Gericht: Erst Mopedfahrer abgedrängt, dann Passant mit Skistock angegriffen

Vorarlberg / 21.06.2022 • 17:30 Uhr / 3 Minuten Lesezeit
Gericht: Erst Mopedfahrer abgedrängt, dann Passant mit Skistock angegriffen
Als die Situation eskalierte, griff der Autofahrer zu einem Skistock und fügte einem Widersacher eine Prellung des Handgelenks zu. Symbol/VN/hb

Warum man einem Ex-Häftling mit hoher Vorstrafenbelastung besser nicht den Vorrang nehmen sollte …

feldkirch Ein 63-jähriger Unterländer, 16 Vorstrafen im Register, arbeitslos, bereits lange Haftstrafen verbüßt und mit einem niedrigen Frustrationslevel versehen. Dann noch zwei jugendliche Mopedfahrer, die ihm vor der Nase die Straße kreuzten und ihm dreist den Vorrang nahmen, als er mit dem Auto im Unterland unterwegs war. Da kam blanke Wut auf.

Er drückte aufs Gas. Fuhr dann einem der Mopedlenker knapp auf, einen anderen drängte er zum Randstreifen hin ab, sodass der 17-jährige beinahe stürzte. Auf einem Parkplatz kam es dann zur „Aussprache“. Mit dem Resultat, dass der 63-jährige einen der Jugendliche am Helm packte und vom Vehikel reißen wollte. Zwei junge männliche Passanten kamen zu Hilfe. Einer von ihnen streckte den Wüterich zu Boden. Der stand auf, eilte zum Kofferraum seines Wagens, entnahm daraus einen Skistock, schwang ihn und ließ ihn auf die Hand eines der Männer schnellen. Dann war schon die Polizei da.

„Den Finger gezeigt“

Am Landesgericht Feldkirch wegen Nötigung und Körperverletzung angeklagt, weist der Unterländer gegenüber Richter Richard Gschwendter jede Schuld von sich. „Nicht ich habe sie genötigt, sondern die mich!“, behauptet er. „Erst haben die Mopedfahrer mir den Vorrang genommen, dann fuhren sie im Slalom vor mir her und zeigten mir auch noch den Finger“, entrüstet er sich.

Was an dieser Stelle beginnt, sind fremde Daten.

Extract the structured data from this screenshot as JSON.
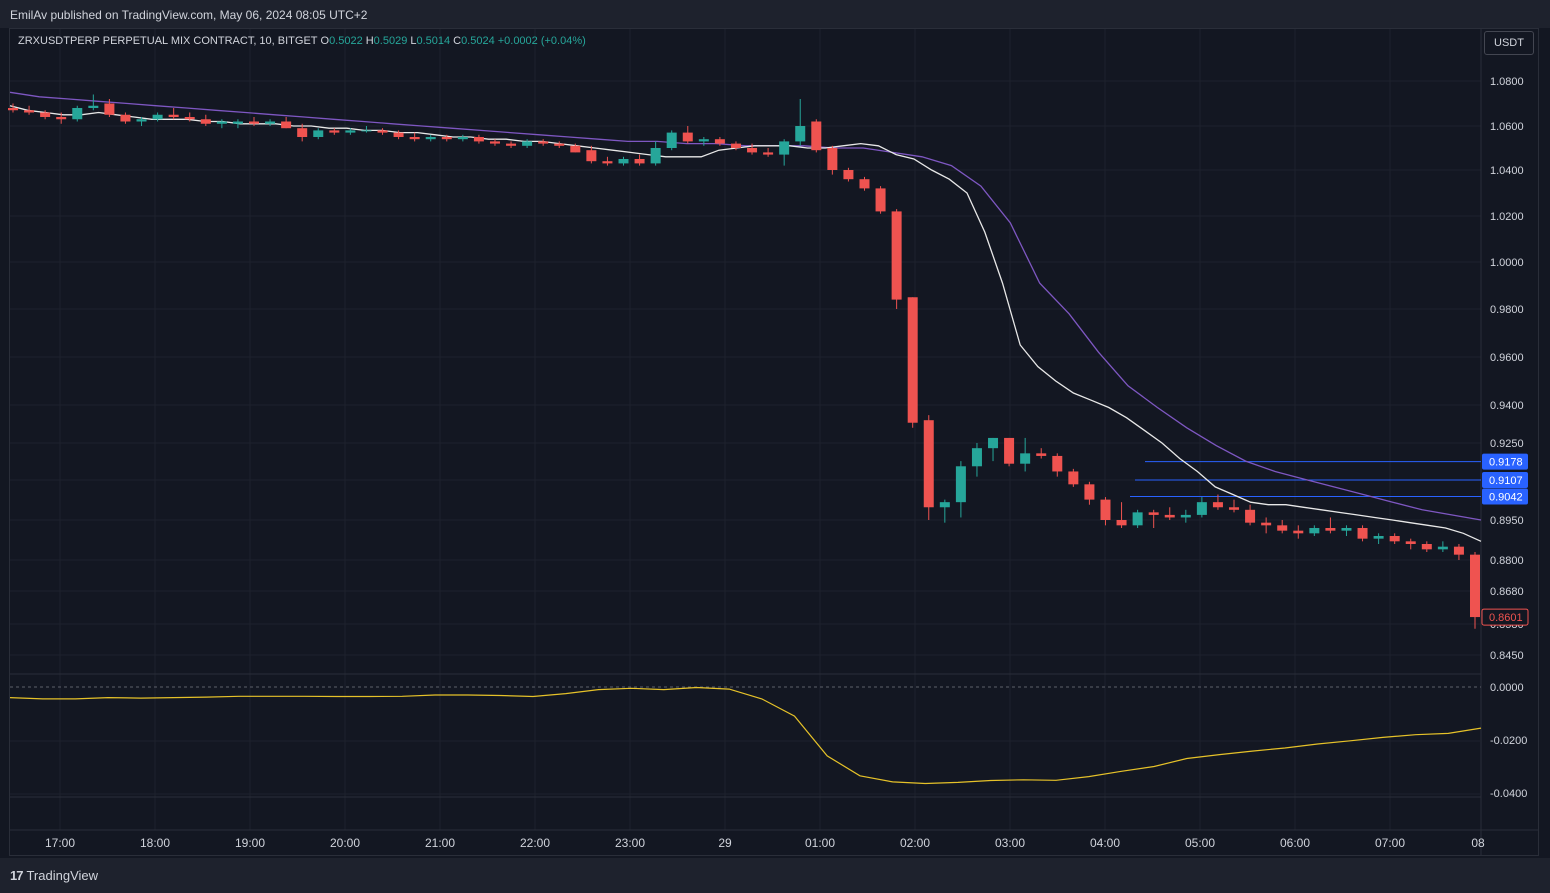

Das mit dem Skistock sei Notwehr gewesen. „Die haben mich angegriffen. Und bei so viel Vorstrafen werde ich wohl nicht mehr zuschlagen“, wehrt er sich gegen die seiner Überzeugung nach haltlosen Unterstellungen.

„Wie durchgegangene Pferde“

Nun kommen die Jugendlichen als Zeugen zu Wort. Im Anschluss auch jener Mann, der beim Schlag mit dem Skistock eine Prellung am Handgelenk erlitten hatte. Ihre Aussagen zeichnen ein einhelliges Bild vom aggressiven Verhalten des 63-Jährigen, das der Richter mit „durchgegangenen Pferden“ assoziierte. Einer der Zeugen vom Eklat an der Tankstelle erscheint nicht, weshalb Gschwendter die Anklage der Körperverletzung ausscheidet. Verurteilt wird der Unterländer jedoch wegen Nötigung. Fünf Monate Haftstrafe auf Bewährung und 1000 Euro unbedingte Geldstrafe in 250 Tagessätzen zu vier Euro. Der Verurteilte nimmt Bedenkzeit.

„Heute sind Sie aber recht ruhig“, sagt der Richter noch zu dem Unterländer, worauf dieser erwidert: „Es bringt ja nichts, wenn ich mich aufrege.“

„Das ist allerdings richtig“, entgegnet der Richter.